Il n’aura pas fallu attendre bien longtemps avant que certains ne s’élèvent pour mettre à mal la version de DeepSeek sur ses exploits. C'est le cas du milliardaire Elon Musk, qui a abondamment investi dans sa propre start-up d’intelligence artificielle xAI. Sans surprise, il a accusé l’entreprise chinoise d’accéder secrètement aux puces H100 de Nvidia, contournant ainsi l’embargo américain qui limite l’exportation de ces semi-conducteurs vers la Chine.
Mais Maxime Moffront tempère : «Un expert du domaine, Ben Thompson, a analysé qu’il était effectivement possible d’arriver au résultat de DeepSeek uniquement avec des H800. Donc, pas besoin de spéculer sur le fait qu’ils aient des H100 ou non.» Et si les Etats-Unis n’ont pas réalisé une telle prouesse, c’est tout simplement parce qu’ils n’avaient «pas besoin de le faire», étant en possession des meilleures puces sur le marché, estime l’expert.
Que penser, aussi, des sommes avancées, dérisoires pour un projet d’une telle envergure ? «Il est trop tôt pour savoir à quoi s’en tenir mais au vu du gigantesque coup de bluff qui imprègne tout le sujet, il n’y a a priori aucune raison de faire confiance à DeepSeek», souffle Cédric Villani. Les fameux 6 millions de dollars ne comprendraient pas, en réalité, le coût de la conception du logiciel dans son intégralité, mais seulement le passage d’une version moins antérieure, DeepSeek-V3, à DeepSeek-R1.
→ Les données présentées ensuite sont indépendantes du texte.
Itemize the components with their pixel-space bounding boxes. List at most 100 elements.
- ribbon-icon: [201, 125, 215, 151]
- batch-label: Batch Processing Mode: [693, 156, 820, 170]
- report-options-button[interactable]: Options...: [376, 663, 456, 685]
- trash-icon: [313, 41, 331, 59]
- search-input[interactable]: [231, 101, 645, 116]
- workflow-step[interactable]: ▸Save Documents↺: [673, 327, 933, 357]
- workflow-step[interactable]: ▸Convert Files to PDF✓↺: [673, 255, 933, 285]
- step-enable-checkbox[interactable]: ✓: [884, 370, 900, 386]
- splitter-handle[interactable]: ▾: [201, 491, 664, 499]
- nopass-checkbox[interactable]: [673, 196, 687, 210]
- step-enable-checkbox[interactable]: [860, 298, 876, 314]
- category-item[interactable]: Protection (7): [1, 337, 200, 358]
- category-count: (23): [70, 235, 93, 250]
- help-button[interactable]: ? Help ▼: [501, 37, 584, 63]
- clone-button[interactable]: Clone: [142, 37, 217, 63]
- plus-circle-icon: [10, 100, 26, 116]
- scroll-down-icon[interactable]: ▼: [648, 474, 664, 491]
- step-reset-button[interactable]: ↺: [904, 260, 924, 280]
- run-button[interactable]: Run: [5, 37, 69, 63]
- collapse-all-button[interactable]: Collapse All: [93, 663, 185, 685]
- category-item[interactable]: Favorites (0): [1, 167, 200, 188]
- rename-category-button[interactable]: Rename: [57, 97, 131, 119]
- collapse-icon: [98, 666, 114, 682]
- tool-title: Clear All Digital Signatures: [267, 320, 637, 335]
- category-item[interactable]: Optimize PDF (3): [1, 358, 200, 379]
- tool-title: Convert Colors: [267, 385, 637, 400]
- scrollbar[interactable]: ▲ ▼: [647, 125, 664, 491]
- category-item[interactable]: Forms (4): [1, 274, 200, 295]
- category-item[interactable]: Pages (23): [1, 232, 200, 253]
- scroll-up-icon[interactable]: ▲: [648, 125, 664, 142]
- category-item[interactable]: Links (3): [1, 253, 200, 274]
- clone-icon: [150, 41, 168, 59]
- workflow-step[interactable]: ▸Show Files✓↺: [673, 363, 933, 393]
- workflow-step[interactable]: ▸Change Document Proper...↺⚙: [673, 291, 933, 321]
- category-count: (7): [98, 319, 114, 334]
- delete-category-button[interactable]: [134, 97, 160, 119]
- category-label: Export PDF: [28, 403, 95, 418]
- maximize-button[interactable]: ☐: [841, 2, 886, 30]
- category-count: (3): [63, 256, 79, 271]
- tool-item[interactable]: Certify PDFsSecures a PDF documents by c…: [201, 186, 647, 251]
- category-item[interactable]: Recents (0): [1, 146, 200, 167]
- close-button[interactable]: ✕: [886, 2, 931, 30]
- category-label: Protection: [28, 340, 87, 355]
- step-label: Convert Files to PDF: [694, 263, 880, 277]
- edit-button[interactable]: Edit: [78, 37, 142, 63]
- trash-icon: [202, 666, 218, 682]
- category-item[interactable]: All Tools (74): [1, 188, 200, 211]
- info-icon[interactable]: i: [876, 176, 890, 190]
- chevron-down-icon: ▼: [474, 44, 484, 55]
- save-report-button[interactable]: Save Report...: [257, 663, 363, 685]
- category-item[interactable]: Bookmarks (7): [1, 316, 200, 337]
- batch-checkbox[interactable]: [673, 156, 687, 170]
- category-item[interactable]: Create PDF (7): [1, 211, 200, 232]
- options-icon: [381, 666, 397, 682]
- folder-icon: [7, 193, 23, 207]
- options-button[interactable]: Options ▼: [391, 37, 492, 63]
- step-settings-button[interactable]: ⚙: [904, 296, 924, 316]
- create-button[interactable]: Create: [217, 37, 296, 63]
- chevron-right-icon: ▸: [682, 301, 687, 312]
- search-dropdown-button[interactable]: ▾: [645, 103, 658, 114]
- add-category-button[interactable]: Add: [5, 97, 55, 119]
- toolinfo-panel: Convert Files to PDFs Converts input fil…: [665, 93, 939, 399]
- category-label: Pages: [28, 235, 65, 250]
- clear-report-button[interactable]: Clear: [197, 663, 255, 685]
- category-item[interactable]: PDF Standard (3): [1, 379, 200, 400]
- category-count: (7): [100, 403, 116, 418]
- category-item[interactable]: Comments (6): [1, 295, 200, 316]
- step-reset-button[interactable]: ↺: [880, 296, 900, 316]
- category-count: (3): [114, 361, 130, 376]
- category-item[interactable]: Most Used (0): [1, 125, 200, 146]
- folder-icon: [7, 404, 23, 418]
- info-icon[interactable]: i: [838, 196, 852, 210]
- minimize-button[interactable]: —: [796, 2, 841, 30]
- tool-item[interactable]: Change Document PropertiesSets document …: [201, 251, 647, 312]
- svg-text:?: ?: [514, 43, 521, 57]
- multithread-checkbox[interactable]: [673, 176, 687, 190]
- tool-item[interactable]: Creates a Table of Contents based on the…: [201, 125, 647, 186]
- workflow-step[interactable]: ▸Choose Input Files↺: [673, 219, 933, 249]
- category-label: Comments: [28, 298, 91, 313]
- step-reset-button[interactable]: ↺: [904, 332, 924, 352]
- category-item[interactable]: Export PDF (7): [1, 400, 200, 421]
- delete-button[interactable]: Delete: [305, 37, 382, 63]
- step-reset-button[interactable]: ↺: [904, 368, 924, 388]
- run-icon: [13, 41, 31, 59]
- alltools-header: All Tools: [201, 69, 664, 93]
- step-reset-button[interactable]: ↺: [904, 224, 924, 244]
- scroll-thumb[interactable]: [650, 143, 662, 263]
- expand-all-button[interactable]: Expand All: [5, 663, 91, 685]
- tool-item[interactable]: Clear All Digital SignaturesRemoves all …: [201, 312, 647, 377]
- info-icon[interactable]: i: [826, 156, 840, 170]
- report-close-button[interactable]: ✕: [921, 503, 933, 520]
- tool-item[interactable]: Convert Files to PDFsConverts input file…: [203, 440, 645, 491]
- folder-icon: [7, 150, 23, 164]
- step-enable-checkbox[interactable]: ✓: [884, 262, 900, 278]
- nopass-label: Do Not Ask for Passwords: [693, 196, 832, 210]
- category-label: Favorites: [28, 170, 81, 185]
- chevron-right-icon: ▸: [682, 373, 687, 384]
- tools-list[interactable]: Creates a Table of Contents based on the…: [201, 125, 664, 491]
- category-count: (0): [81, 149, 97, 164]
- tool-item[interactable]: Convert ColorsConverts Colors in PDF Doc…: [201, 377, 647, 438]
Toujours est-il que si la start-up veut rester dans la course, il va falloir progresser, et vite. «Ce logiciel en tant que tel ne va pas survivre très longtemps. Sans évolution importante, on n’en parlera plus dans six mois, prédit Maxime Moffront. Mais maintenant, on sait que les Chinois ont les compétences pour rivaliser avec les mastodontes de l’IA.»